Ghana: Invest Heritage Fund Locally ... Economist Urges Govt

5 December 2022

An economist, Dr Owusu Adu Sarkodie, has proposed to the government to bring home the Heritage Fund and invest it locally rather than in a foreign country where the interest on the fund is nominal.

According to him, the Heritage Fund is not earning any significant interest rate outside the country and would be of immense benefit to the government and future generations if the Fund is brought home and invested in infrastructure that will last years, Citinewsroom.com has reported.

"We have invested the Heritage Fund outside, and it is earning us a two percent nominal interest rate when the US inflation rate is now eight percent. So if you earn two percent on your heritage fund, it means you are getting negative real returns on the Heritage Fund.

"It does not make any economic sense or prudence to invest and get two per cent when the inflation rate of the country that you have invested in is eight per cent now. It means you are really losing," Dr Sarkodie told the host of the Big Issue, SelormAdonoo, on Saturday, December 3, 2022.

Dr Sarkodie added, "My proposal is that the Heritage Fund currently is about $1 billion. It must be brought home and invested in this country so that the government can borrow from the fund because it is better for the government to borrow from the Heritage Fund locally and pay about five percent than keeping it in somebody's country and earning us two-percent nominal and negative six percent real."

"Honestly, I think that the Heritage Fund should be brought home and invested in physical infrastructure, something like a railway line... because the essence of the Heritage Fund is to save for the future generation... so it is better to construct roads that will last for about 100 years than to keep it in somebody's country and earn a negative real interest rate on it, it doesn't make economic prudence.

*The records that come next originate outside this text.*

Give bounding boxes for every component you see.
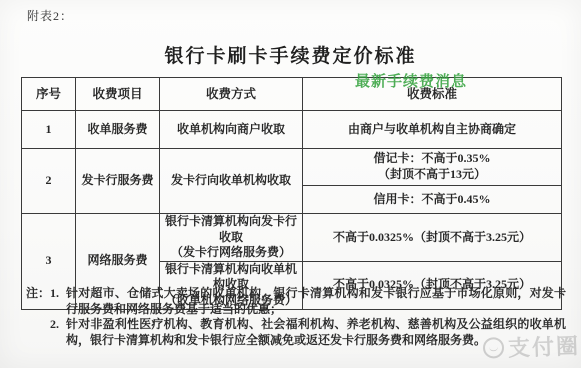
watermark: 支付圈	[482, 329, 580, 363]
debit-line1: 借记卡：不高于0.35%	[305, 151, 559, 167]
page-title: 银行卡刷卡手续费定价标准	[0, 41, 581, 68]
watermark-text: 支付圈	[507, 329, 580, 362]
method1-line2: （发卡行网络服务费）	[162, 245, 300, 261]
footnote-number: 2.	[50, 317, 66, 333]
table-row: 2 发卡行服务费 发卡行向收单机构收取 借记卡：不高于0.35% （封顶不高于1…	[22, 149, 562, 186]
cell-row2-no: 2	[22, 149, 76, 214]
latest-fee-news-overlay: 最新手续费消息	[355, 70, 467, 91]
header-收费方式: 收费方式	[160, 78, 303, 111]
header-序号: 序号	[22, 78, 76, 111]
cell-row2-debit-standard: 借记卡：不高于0.35% （封顶不高于13元）	[303, 149, 562, 186]
table-header-row: 序号 收费项目 收费方式 收费标准	[22, 78, 562, 111]
cell-row3-standard1: 不高于0.0325%（封顶不高于3.25元）	[303, 214, 562, 262]
payment-circle-logo-icon	[483, 337, 505, 359]
footnote-item-1: 1. 针对超市、仓储式大卖场的收单机构，银行卡清算机构和发卡银行应基于市场化原则…	[50, 286, 566, 317]
scanned-document-page: 附表2： 银行卡刷卡手续费定价标准 最新手续费消息 序号 收费项目 收费方式 收…	[0, 0, 581, 368]
cell-row1-item: 收单服务费	[76, 111, 160, 149]
cell-row1-standard: 由商户与收单机构自主协商确定	[303, 111, 562, 149]
table-row: 1 收单服务费 收单机构向商户收取 由商户与收单机构自主协商确定	[22, 111, 562, 149]
cell-row3-method1: 银行卡清算机构向发卡行收取 （发卡行网络服务费）	[160, 214, 303, 262]
cell-row2-credit-standard: 信用卡：不高于0.45%	[303, 186, 562, 214]
cell-row2-method: 发卡行向收单机构收取	[160, 149, 303, 214]
cell-row1-method: 收单机构向商户收取	[160, 111, 303, 149]
cell-row2-item: 发卡行服务费	[76, 149, 160, 214]
method1-line1: 银行卡清算机构向发卡行收取	[162, 214, 300, 245]
table-row: 3 网络服务费 银行卡清算机构向发卡行收取 （发卡行网络服务费） 不高于0.03…	[22, 214, 562, 262]
appendix-label: 附表2：	[27, 7, 73, 24]
fee-pricing-table: 序号 收费项目 收费方式 收费标准 1 收单服务费 收单机构向商户收取 由商户与…	[21, 77, 562, 310]
footnotes-label: 注：	[26, 286, 50, 302]
debit-line2: （封顶不高于13元）	[305, 167, 559, 183]
footnote-text: 针对超市、仓储式大卖场的收单机构，银行卡清算机构和发卡银行应基于市场化原则，对发…	[66, 286, 566, 317]
cell-row1-no: 1	[22, 111, 76, 149]
header-收费项目: 收费项目	[76, 78, 160, 111]
footnote-number: 1.	[50, 286, 66, 302]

Dr Sarkodie also urged the government to digitise the collection of Property rates which he said has the potential to generate GH¢11 billion for the government as it embarks on a robust revenue mobilisation in 2023.

Franklin Cudjoe, a founding President and Chief Executive Officer of the Imani Centre for Policy and Education, agreed with the proposal of Dr Sarkodie adding that bringing the Heritage Fund to Ghana will yield more benefits to the government than keeping the fund abroad.

The purpose of the Heritage Fund is to provide an endowment to support the development of future generations when the petroleum reserves have been depleted. To achieve this objective the fund seeks to preserve and enhance the real (inflation-adjusted) purchasing power of the fund over the long term.